The process involves lifting the shark out of the water by attaching a small satellite antenna to its dorsal fin.
While the organization has helped unravel mysteries surrounding the elusive white shark, it has also generated a lot of controversy.
The non-profit organization is led by Chris Fischer and at the heart of its operation is a 120-foot shark research vessel that navigates the seas, Reader’s Digest in Canada reported in 2021.
According to the publication, many researchers insert tags under a shark’s skin with a harpoon while it is swimming or while it is restrained along the side of a boat.
Ocearch lures sharks onto his ship and onto a control deck that can be lifted via a hydraulic lift so the sharks can be worked on.
The researchers can then take samples of blood, muscles and even parasites.
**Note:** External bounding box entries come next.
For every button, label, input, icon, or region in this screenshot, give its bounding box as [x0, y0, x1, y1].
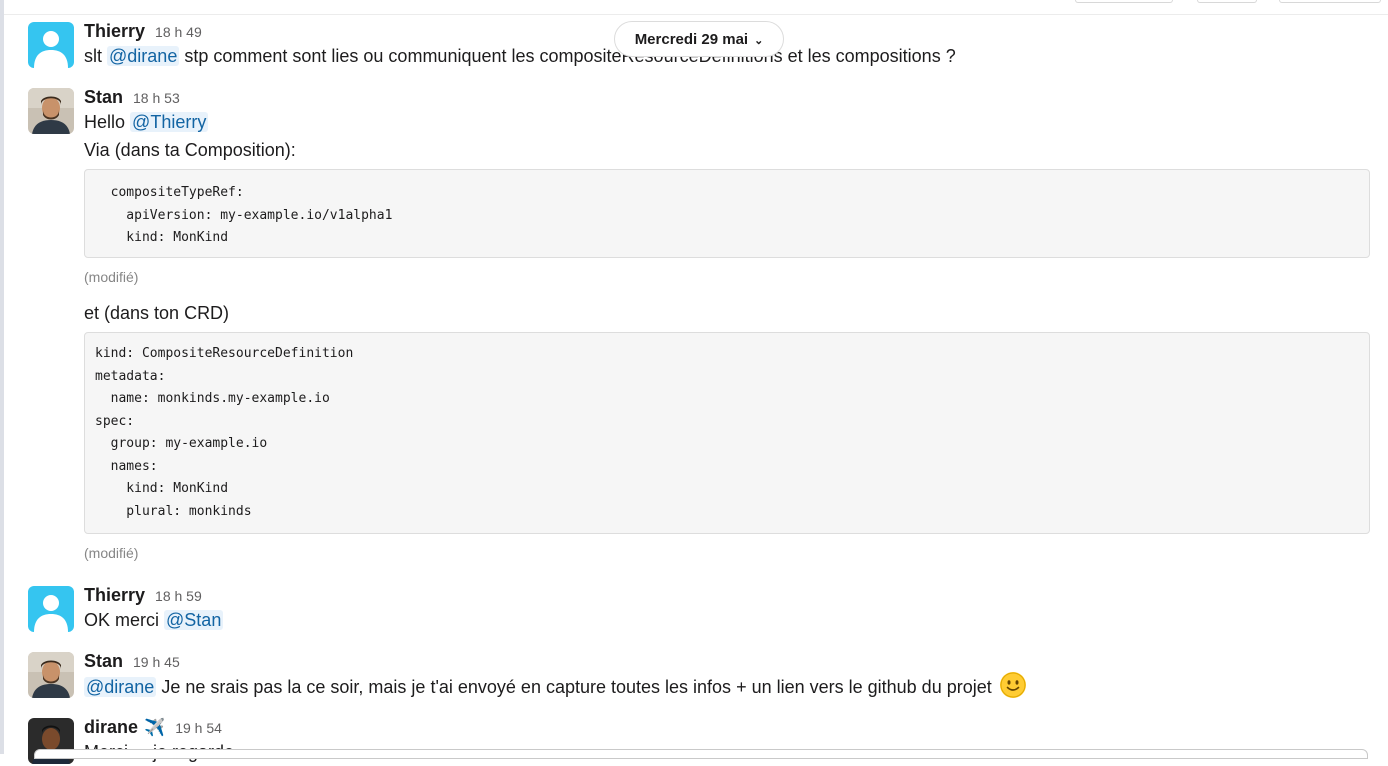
date-divider-button[interactable]: Mercredi 29 mai ⌄ — [614, 21, 784, 57]
user-mention[interactable]: @Stan — [164, 610, 224, 630]
message-author[interactable]: Stan — [84, 651, 123, 672]
code-block: kind: CompositeResourceDefinition metada… — [84, 332, 1370, 534]
message-text: Via (dans ta Composition): — [84, 140, 296, 160]
code-block: compositeTypeRef: apiVersion: my-example… — [84, 169, 1370, 258]
message-text: Hello @Thierry — [84, 112, 209, 132]
user-photo-avatar-icon — [28, 88, 74, 134]
user-mention[interactable]: @dirane — [84, 677, 157, 697]
slightly-smiling-face-icon — [999, 672, 1026, 698]
avatar[interactable] — [28, 88, 74, 134]
status-emoji-airplane-icon[interactable]: ✈️ — [144, 718, 165, 738]
avatar[interactable] — [28, 22, 74, 68]
message-text: et (dans ton CRD) — [84, 303, 230, 323]
user-mention[interactable]: @dirane — [107, 46, 180, 66]
toolbar-button-stub[interactable] — [1075, 0, 1173, 3]
message-timestamp[interactable]: 18 h 53 — [133, 90, 180, 106]
default-avatar-icon — [28, 586, 74, 632]
message-author[interactable]: Thierry — [84, 585, 145, 606]
default-avatar-icon — [28, 22, 74, 68]
message-author[interactable]: Stan — [84, 87, 123, 108]
edited-label: (modifié) — [84, 545, 139, 561]
user-mention[interactable]: @Thierry — [130, 112, 209, 132]
message-timestamp[interactable]: 18 h 49 — [155, 24, 202, 40]
left-rail — [0, 0, 4, 754]
message-author[interactable]: Thierry — [84, 21, 145, 42]
toolbar-button-stub[interactable] — [1197, 0, 1257, 3]
message-timestamp[interactable]: 18 h 59 — [155, 588, 202, 604]
message-text: OK merci @Stan — [84, 610, 224, 630]
user-photo-avatar-icon — [28, 652, 74, 698]
message-timestamp[interactable]: 19 h 54 — [175, 720, 222, 736]
date-divider-label: Mercredi 29 mai — [634, 30, 749, 48]
message-text: @dirane Je ne srais pas la ce soir, mais… — [84, 672, 1370, 701]
message-composer[interactable] — [34, 749, 1368, 759]
top-divider — [4, 14, 1388, 15]
edited-label: (modifié) — [84, 269, 139, 285]
message-timestamp[interactable]: 19 h 45 — [133, 654, 180, 670]
message-author[interactable]: dirane — [84, 717, 138, 738]
chevron-down-icon: ⌄ — [754, 34, 764, 47]
avatar[interactable] — [28, 586, 74, 632]
toolbar-button-stub[interactable] — [1279, 0, 1381, 3]
avatar[interactable] — [28, 652, 74, 698]
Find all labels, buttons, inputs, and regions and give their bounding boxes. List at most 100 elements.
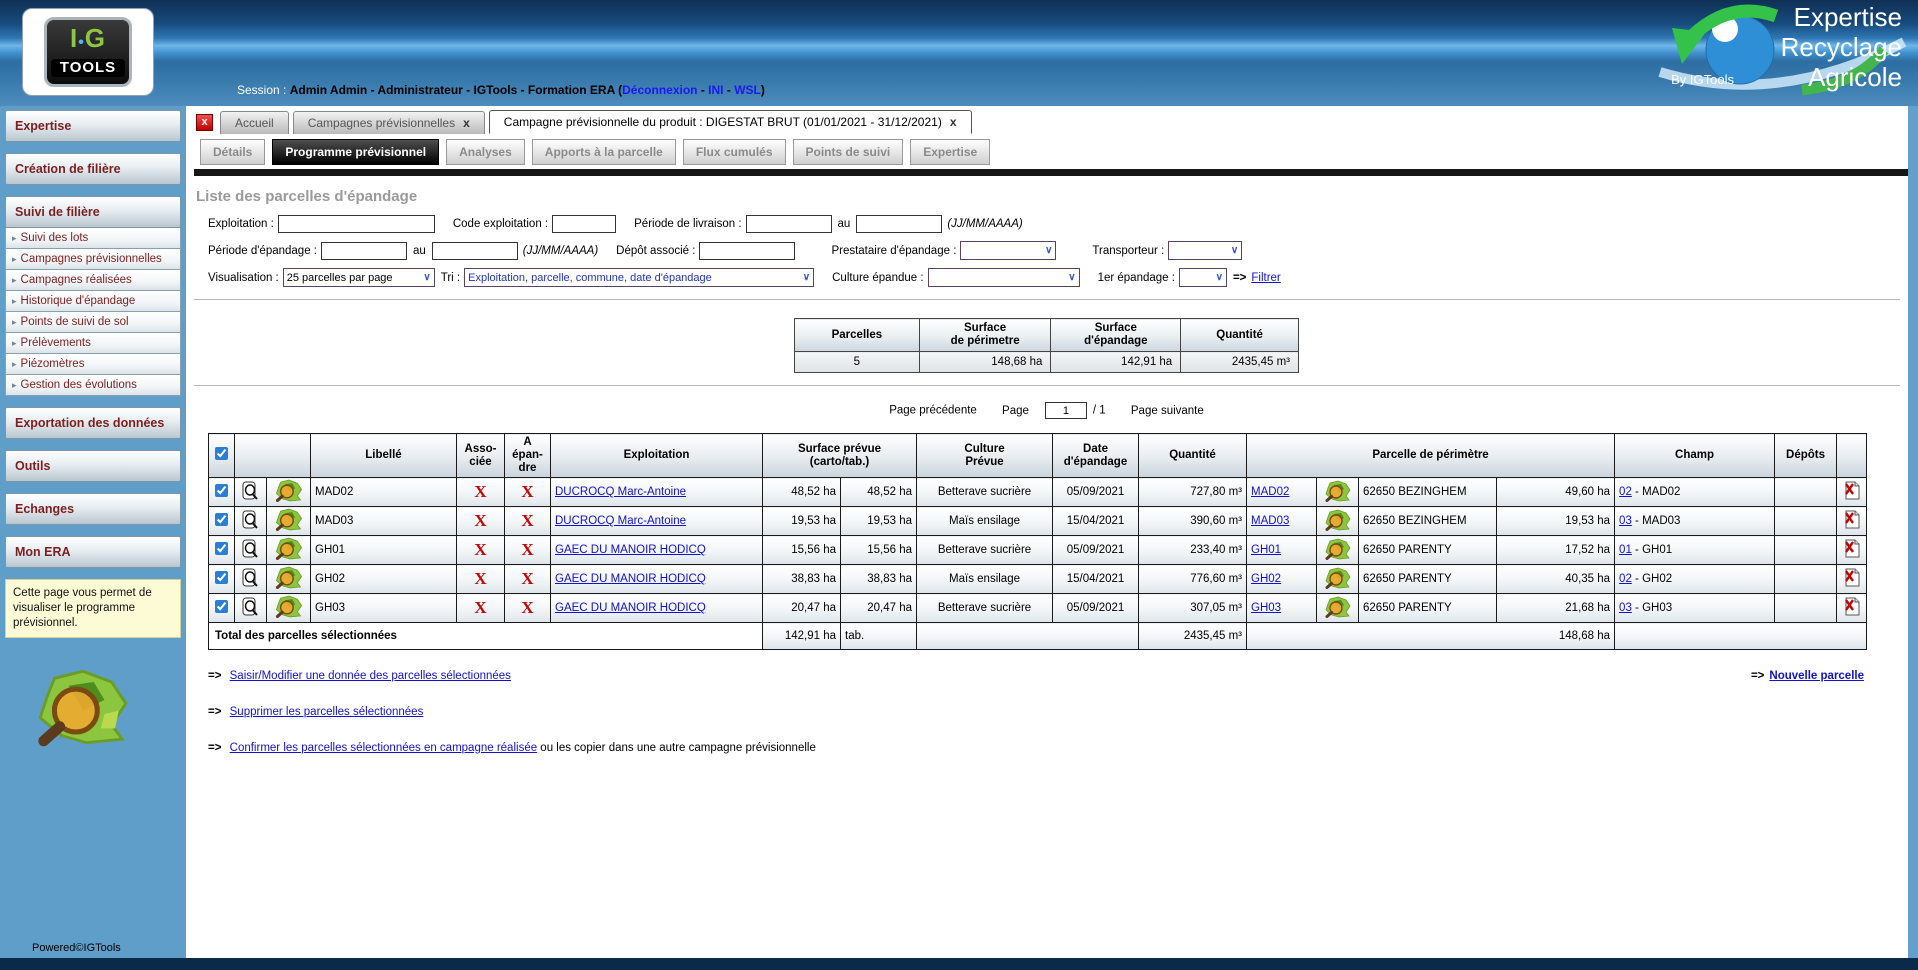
periode-livraison-fin-input[interactable] [856, 215, 943, 233]
delete-row-icon[interactable] [1844, 597, 1860, 619]
row-checkbox[interactable] [215, 600, 228, 613]
confirmer-parcelles-link[interactable]: Confirmer les parcelles sélectionnées en… [230, 742, 537, 754]
sidebar-item-piezometres[interactable]: ▸ Piézomètres [5, 354, 181, 375]
logout-link[interactable]: Déconnexion [622, 83, 697, 97]
exploitation-link[interactable]: DUCROCQ Marc-Antoine [555, 515, 686, 527]
champ-link[interactable]: 02 [1619, 573, 1632, 585]
periode-epandage-debut-input[interactable] [320, 241, 407, 260]
sidebar-item-suivi-des-lots[interactable]: ▸ Suivi des lots [5, 228, 181, 249]
row-checkbox[interactable] [215, 571, 228, 584]
delete-row-icon[interactable] [1844, 510, 1860, 532]
tab-flux-cumules[interactable]: Flux cumulés [682, 139, 786, 165]
map-icon[interactable] [274, 479, 304, 505]
tab-details[interactable]: Détails [200, 139, 266, 165]
map-icon[interactable] [274, 537, 304, 563]
detail-magnifier-icon[interactable] [242, 539, 259, 562]
map-icon[interactable] [274, 595, 304, 621]
tri-select[interactable]: Exploitation, parcelle, commune, date d'… [464, 268, 815, 287]
transporteur-select[interactable]: ∨ [1168, 241, 1243, 260]
a-epandre-x-icon[interactable]: X [521, 511, 533, 530]
sidebar-item-campagnes-previsionnelles[interactable]: ▸ Campagnes prévisionnelles [5, 249, 181, 270]
detail-magnifier-icon[interactable] [242, 481, 259, 504]
map-icon[interactable] [274, 566, 304, 592]
champ-link[interactable]: 03 [1619, 602, 1632, 614]
page-precedente-button[interactable]: Page précédente [889, 405, 977, 417]
delete-row-icon[interactable] [1844, 568, 1860, 590]
associee-x-icon[interactable]: X [474, 598, 486, 617]
parcelle-link[interactable]: GH02 [1251, 573, 1281, 585]
ini-link[interactable]: INI [708, 83, 723, 97]
champ-link[interactable]: 01 [1619, 544, 1632, 556]
row-checkbox[interactable] [215, 542, 228, 555]
culture-epandue-select[interactable]: ∨ [927, 268, 1080, 287]
associee-x-icon[interactable]: X [474, 482, 486, 501]
champ-link[interactable]: 02 [1619, 486, 1632, 498]
sidebar-item-suivi-filiere[interactable]: Suivi de filière [5, 196, 181, 228]
associee-x-icon[interactable]: X [474, 569, 486, 588]
prestataire-select[interactable]: ∨ [960, 241, 1057, 260]
sidebar-item-campagnes-realisees[interactable]: ▸ Campagnes réalisées [5, 270, 181, 291]
tab-campagnes-previsionnelles[interactable]: Campagnes prévisionnelles x [292, 111, 485, 134]
wsl-link[interactable]: WSL [734, 83, 761, 97]
map-icon[interactable] [1324, 538, 1352, 563]
periode-livraison-debut-input[interactable] [745, 215, 832, 233]
tab-points-de-suivi[interactable]: Points de suivi [792, 139, 904, 165]
sidebar-item-outils[interactable]: Outils [5, 450, 181, 482]
detail-magnifier-icon[interactable] [242, 597, 259, 620]
close-tab-icon[interactable]: x [463, 116, 470, 130]
modifier-donnee-link[interactable]: Saisir/Modifier une donnée des parcelles… [230, 670, 511, 682]
visualisation-select[interactable]: 25 parcelles par page ∨ [282, 268, 435, 287]
exploitation-input[interactable] [277, 215, 435, 233]
page-number-input[interactable] [1044, 402, 1087, 419]
a-epandre-x-icon[interactable]: X [521, 598, 533, 617]
delete-row-icon[interactable] [1844, 481, 1860, 503]
code-exploitation-input[interactable] [552, 215, 617, 233]
depot-associe-input[interactable] [699, 241, 796, 260]
premier-epandage-select[interactable]: ∨ [1178, 268, 1227, 287]
close-all-tabs-button[interactable]: x [196, 114, 213, 131]
tab-expertise[interactable]: Expertise [910, 139, 991, 165]
associee-x-icon[interactable]: X [474, 540, 486, 559]
map-icon[interactable] [1324, 509, 1352, 534]
tab-accueil[interactable]: Accueil [220, 111, 289, 134]
parcelle-link[interactable]: GH03 [1251, 602, 1281, 614]
delete-row-icon[interactable] [1844, 539, 1860, 561]
page-suivante-button[interactable]: Page suivante [1131, 405, 1204, 417]
tab-analyses[interactable]: Analyses [446, 139, 525, 165]
a-epandre-x-icon[interactable]: X [521, 482, 533, 501]
supprimer-parcelles-link[interactable]: Supprimer les parcelles sélectionnées [230, 706, 424, 718]
map-icon[interactable] [1324, 480, 1352, 505]
detail-magnifier-icon[interactable] [242, 510, 259, 533]
row-checkbox[interactable] [215, 513, 228, 526]
sidebar-item-prelevements[interactable]: ▸ Prélèvements [5, 333, 181, 354]
select-all-checkbox[interactable] [215, 447, 228, 460]
sidebar-item-echanges[interactable]: Echanges [5, 493, 181, 525]
sidebar-item-gestion-evolutions[interactable]: ▸ Gestion des évolutions [5, 375, 181, 396]
parcelle-link[interactable]: MAD03 [1251, 515, 1289, 527]
exploitation-link[interactable]: GAEC DU MANOIR HODICQ [555, 573, 706, 585]
map-icon[interactable] [1324, 596, 1352, 621]
sidebar-item-creation-filiere[interactable]: Création de filière [5, 153, 181, 185]
sidebar-item-exportation[interactable]: Exportation des données [5, 407, 181, 439]
exploitation-link[interactable]: GAEC DU MANOIR HODICQ [555, 544, 706, 556]
sidebar-item-historique-epandage[interactable]: ▸ Historique d'épandage [5, 291, 181, 312]
detail-magnifier-icon[interactable] [242, 568, 259, 591]
sidebar-item-points-suivi-sol[interactable]: ▸ Points de suivi de sol [5, 312, 181, 333]
periode-epandage-fin-input[interactable] [431, 241, 518, 260]
associee-x-icon[interactable]: X [474, 511, 486, 530]
close-tab-icon[interactable]: x [950, 115, 957, 129]
nouvelle-parcelle-link[interactable]: Nouvelle parcelle [1769, 670, 1864, 682]
exploitation-link[interactable]: DUCROCQ Marc-Antoine [555, 486, 686, 498]
parcelle-link[interactable]: MAD02 [1251, 486, 1289, 498]
row-checkbox[interactable] [215, 484, 228, 497]
a-epandre-x-icon[interactable]: X [521, 540, 533, 559]
sidebar-item-mon-era[interactable]: Mon ERA [5, 536, 181, 568]
parcelle-link[interactable]: GH01 [1251, 544, 1281, 556]
tab-apports-parcelle[interactable]: Apports à la parcelle [531, 139, 676, 165]
a-epandre-x-icon[interactable]: X [521, 569, 533, 588]
filtrer-link[interactable]: Filtrer [1251, 272, 1280, 284]
exploitation-link[interactable]: GAEC DU MANOIR HODICQ [555, 602, 706, 614]
tab-campagne-digestat-brut[interactable]: Campagne prévisionnelle du produit : DIG… [488, 110, 972, 134]
map-icon[interactable] [274, 508, 304, 534]
champ-link[interactable]: 03 [1619, 515, 1632, 527]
A 2,137-pound 15-foot great white is seen on the operating deck of Oceanarch’s research vessel
Ocearch lures sharks on a 120-foot vessel equipped with a hydraulic lift that lifts the shark out of the water
In 2016, Oceanarch came across a research team led by the Massachusetts Division of Marine Fisheries that was studying the behavior of great whites along the state’s beaches, according to the Scientific American.
When Oceanarch arrived later, the two groups of researchers clashed.
“It’s extremely blatant,” biologist Greg Skomal, who led the state study, told the publication.
“All we’ve done is respectfully ask them to wait. I don’t know why they can’t.’